Gunn was one of 76 men who broke out from the prisoner of war camp in March 1944. Shortly afterwards, he was captured and killed by the Gestapo.

The remains of his Spitfire were found in a bog in Norway in 2018 and returned to the UK.

Truss-ted Envoy

As we know, the final constitutional duty carried out by Her Late Majesty Queen Elizabeth II at her Balmoral Castle residence, just two days before her passing, was to formally ask newly-elected Conservative party leader Liz Truss to become her 15th Prime Minister.
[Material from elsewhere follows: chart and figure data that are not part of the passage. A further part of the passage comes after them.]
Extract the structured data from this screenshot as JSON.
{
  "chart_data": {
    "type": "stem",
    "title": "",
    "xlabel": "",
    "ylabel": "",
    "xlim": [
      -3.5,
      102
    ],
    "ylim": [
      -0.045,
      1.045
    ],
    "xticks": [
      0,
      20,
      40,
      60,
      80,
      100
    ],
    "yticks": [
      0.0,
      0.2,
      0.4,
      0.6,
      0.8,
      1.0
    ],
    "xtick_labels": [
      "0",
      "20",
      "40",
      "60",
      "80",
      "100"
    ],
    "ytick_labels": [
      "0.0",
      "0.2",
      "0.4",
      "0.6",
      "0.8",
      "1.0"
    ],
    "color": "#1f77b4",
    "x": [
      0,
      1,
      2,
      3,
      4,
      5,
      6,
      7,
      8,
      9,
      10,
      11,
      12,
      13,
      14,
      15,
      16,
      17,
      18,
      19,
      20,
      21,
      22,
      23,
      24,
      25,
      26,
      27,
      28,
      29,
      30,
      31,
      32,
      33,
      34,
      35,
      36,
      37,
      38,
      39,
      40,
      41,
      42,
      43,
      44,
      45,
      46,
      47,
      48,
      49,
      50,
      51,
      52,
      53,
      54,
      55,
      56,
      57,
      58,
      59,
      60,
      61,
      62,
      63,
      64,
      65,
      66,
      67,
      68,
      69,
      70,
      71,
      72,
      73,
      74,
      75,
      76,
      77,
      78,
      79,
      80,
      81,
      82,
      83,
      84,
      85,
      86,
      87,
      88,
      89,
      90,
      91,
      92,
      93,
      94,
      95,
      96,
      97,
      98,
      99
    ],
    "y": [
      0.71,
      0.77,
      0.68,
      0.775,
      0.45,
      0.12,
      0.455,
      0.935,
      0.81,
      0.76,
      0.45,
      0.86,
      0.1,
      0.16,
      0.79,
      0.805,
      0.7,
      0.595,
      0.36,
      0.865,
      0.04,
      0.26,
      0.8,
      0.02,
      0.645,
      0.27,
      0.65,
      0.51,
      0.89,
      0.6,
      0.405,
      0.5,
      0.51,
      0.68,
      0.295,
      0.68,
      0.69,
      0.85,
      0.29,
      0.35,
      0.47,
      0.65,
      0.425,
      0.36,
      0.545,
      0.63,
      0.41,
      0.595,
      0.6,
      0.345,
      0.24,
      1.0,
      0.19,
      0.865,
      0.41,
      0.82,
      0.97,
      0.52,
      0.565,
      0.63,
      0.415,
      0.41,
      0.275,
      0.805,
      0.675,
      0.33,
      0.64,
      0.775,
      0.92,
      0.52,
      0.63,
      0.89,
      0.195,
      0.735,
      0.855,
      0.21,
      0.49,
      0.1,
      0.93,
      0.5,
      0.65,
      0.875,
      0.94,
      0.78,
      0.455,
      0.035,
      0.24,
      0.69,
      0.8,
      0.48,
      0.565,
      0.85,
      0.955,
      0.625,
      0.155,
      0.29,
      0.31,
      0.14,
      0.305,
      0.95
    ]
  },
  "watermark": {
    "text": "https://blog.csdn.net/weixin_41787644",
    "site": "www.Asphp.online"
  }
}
Truss flew to Scotland in the Royal Air Force’s latest Envoy IV, one of two head of state aircraft that will fly the representatives of Brexit Britain around the world.

Falcon 900LX Envoy IVs

Source: Crown Copyright

Envoy IVs: Dassaults in disguise

If you have never heard of an Envoy IV, that is because the jet is in fact a Falcon 900LX, made by Dassault Aviation in France, whose president, Emmanuel Macron, Truss found difficult to name as a friend or foe during recent leadership hustings. “The jury’s out,” she quipped when asked by an interviewer.

The RAF tactfully rebranded the replacement for the veteran BAe 146 when it took delivery this summer. The search for a UK-built successor was reportedly short.

Meanwhile, the RAF’s selection of a Boeing C-17, registration ZZ177, to carry the late monarch’s coffin from Edinburgh to London ahead of her lying in state in Westminster was highly apt.

Upside down, the registration can be read as LLIZZ.

Vulcan on the move

Trustees of a preserved Avro Vulcan are not ruling out a ferry flight to a new location, following a decision not to extend the parking agreement for the bomber at Doncaster Sheffield airport.

The loss-making airport is facing potential closure after its operator initiated a strategic review of the site. But even before the review the Vulcan to the Sky Trust – the charity which oversaw the aircraft’s restoration and return to flight – had been told the parking agreement would not be renewed once it expires in June next year.

Vulcan XH558

Source: Royal International Air Tattoo

Vulcan to the sky again?

The aircraft was grounded in 2015, after several years of performing at air shows, but efforts to fundraise for a permanent hangar have not been successful.

Its trustees have yet to find a suitable location to house the jet. Two potential sites – yet to be identified – are under consideration.

The trust’s chair, John Sharman, says transporting the Vulcan would involve “significant challenges”, such as dismantling the jet and rebuilding it.

But he is not ruling out the possibility of securing permission for a one-off short ferry flight to enable the aircraft to arrive intact. Sharman says the trust is “exploring every option”, even though the UK Civil Aviation Authority had previously denied further permission for the aircraft to fly again.

“It would be extremely sad to dismantle [the Vulcan], [but] it would mean that, ultimately, [the aircraft] will be preserved and will still be able to inform, educate and inspire future generations of engineers,” he adds.